Association of sports vision with age, gender, and static visual acuity among nonathletic population
Jiahn-Shing Lee1, Yen-Hsiu Liu2, Wei-Min Chen3, Ken-Kuo Lin1, Shih-Tsung Chang4, Ai Yin Lim3, Chiun-Ho Hou1, Wei-Sheng Peng3, Lai-Chu See5
1 Department of Ophthalmology, Chang Gung Memorial Hospital at Linkou, Chang Gung University, Taoyuan City, Taiwan
2 Department of Ophthalmology, Chang Gung Memorial Hospital at Linkou; Department of Physical Education, Chang Gung University, Taoyuan City, Taiwan
3 Department of Public Health, College of Medicine, Chang Gung University, Taoyuan City, Taiwan
4 Office of Physical Education, Chung Yuan Christian University, Taoyuan City, Taiwan
5 Department of Public Health, College of Medicine, Chang Gung University; Division of Rheumatology, Allergy and Immunology, Chang Gung Memorial Hospital at Linkou; Biostatistics Core Laboratory, Molecular Medicine Research Center, Chang Gung University, Taoyuan City, Taiwan
Department of Public Health, College of Medicine, Chang Gung University, 259 Wen-Hwa 1st Road, Kweisan, Taoyuan 333
Source of Support: None, Conflict of Interest: None
PURPOSE: Excellent vision is essential to performing well in sports. Sports vision includes visual, perceptual, cognitive, and oculomotor tasks that enable athletes to process and respond to what is seen. We aimed to examined how sports vision parameters – dynamic visual acuity (DVA), eye movement (EM), peripheral vision (PV), and momentary vision (MV) – varied with age and sex and assessed how static visual acuity (SVA) affect sports vision performance.

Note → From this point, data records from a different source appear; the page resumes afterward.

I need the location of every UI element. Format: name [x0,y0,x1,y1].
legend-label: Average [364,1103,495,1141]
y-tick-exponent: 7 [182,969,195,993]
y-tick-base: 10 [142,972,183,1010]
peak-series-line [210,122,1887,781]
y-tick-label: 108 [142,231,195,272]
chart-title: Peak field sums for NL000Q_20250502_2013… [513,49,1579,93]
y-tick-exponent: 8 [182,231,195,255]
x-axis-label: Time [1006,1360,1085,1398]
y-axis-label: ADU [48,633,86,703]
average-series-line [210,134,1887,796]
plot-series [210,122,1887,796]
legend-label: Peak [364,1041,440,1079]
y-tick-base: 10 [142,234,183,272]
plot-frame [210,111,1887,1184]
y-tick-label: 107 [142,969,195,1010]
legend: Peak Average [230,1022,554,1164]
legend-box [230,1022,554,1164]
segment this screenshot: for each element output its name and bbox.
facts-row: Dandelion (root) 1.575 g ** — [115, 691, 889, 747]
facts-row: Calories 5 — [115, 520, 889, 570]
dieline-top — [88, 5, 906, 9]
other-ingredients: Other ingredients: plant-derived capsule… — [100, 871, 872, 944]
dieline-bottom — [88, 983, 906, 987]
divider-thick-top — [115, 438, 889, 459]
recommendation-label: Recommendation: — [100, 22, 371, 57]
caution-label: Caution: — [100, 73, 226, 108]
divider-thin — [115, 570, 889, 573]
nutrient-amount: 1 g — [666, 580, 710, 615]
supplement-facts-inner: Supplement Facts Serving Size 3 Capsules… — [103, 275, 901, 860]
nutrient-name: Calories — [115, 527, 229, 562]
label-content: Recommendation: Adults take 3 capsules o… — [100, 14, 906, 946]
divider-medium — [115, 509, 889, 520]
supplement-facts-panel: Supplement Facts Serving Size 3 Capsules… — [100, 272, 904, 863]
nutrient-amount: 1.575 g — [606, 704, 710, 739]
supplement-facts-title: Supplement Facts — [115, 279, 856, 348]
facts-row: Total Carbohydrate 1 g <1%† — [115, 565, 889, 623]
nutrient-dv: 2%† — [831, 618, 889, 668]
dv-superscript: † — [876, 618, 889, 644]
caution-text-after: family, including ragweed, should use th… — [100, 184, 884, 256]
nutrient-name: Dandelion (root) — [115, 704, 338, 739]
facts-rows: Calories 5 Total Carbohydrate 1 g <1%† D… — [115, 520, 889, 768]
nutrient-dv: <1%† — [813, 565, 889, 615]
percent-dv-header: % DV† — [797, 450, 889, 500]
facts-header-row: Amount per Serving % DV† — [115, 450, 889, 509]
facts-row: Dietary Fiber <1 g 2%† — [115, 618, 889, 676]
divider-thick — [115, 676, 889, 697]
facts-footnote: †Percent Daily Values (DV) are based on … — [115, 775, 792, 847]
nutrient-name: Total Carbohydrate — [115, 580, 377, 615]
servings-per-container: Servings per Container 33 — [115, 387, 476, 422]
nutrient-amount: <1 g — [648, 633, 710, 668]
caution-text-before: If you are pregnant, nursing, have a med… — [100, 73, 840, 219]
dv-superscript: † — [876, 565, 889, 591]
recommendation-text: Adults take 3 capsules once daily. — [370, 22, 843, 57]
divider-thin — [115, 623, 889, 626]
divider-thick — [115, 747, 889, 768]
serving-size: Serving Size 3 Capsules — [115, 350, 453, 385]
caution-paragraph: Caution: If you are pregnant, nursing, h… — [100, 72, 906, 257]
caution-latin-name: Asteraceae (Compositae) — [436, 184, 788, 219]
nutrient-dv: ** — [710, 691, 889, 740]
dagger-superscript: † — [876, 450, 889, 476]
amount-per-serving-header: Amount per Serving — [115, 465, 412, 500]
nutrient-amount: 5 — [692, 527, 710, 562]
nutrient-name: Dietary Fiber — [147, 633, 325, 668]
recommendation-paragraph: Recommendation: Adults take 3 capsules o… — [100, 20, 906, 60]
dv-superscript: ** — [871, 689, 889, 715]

MATERIALS AND METHODS: Sports vision was assessed at 45 cm distance at best-corrected SVA in 310 nonathletic participants (age, 6–60 years). Among these 310 participants, 108 university students underwent their sports vision test at 45 cm and 2.5 m distance, with and without glasses. The 4 sports vision parameters were measured by Athlevision software package installed to a laptop. Two-way analysis of variance (ANOVA) was used to compare sports vision performance in relation to age group and sex. Repeated-measures ANOVA with 1 within-factor (4 conditions) were used to analyze how sports vision varied among the near/far distance with/without glasses conditions.
RESULTS: DVA increased during childhood, peaked during the 20s or 30s, and gradually decreased during middle age (P < 0.0001). DVA was significantly better in males than in females (P = 0.0001). The other 3 sport vision parameters – EM, PV, and MV – exhibited similar age trends (P < 0.001) but did not differ between two sexes. The university students with mild myopia had similar DVA, EM, and PV at both near and far distances, with and without correction; but moderate or severe myopic students with uncorrected vision had worse DVA, EM, and PV at 2.5 m than at 45 cm.
CONCLUSION: Low SVA in uncorrected myopia significantly interferes the performance in sport vision tests applied in this study, especially in far distance. Improve static vision, such as myopic correction, may significantly improve sports vision, which is important in athletic performance and safety.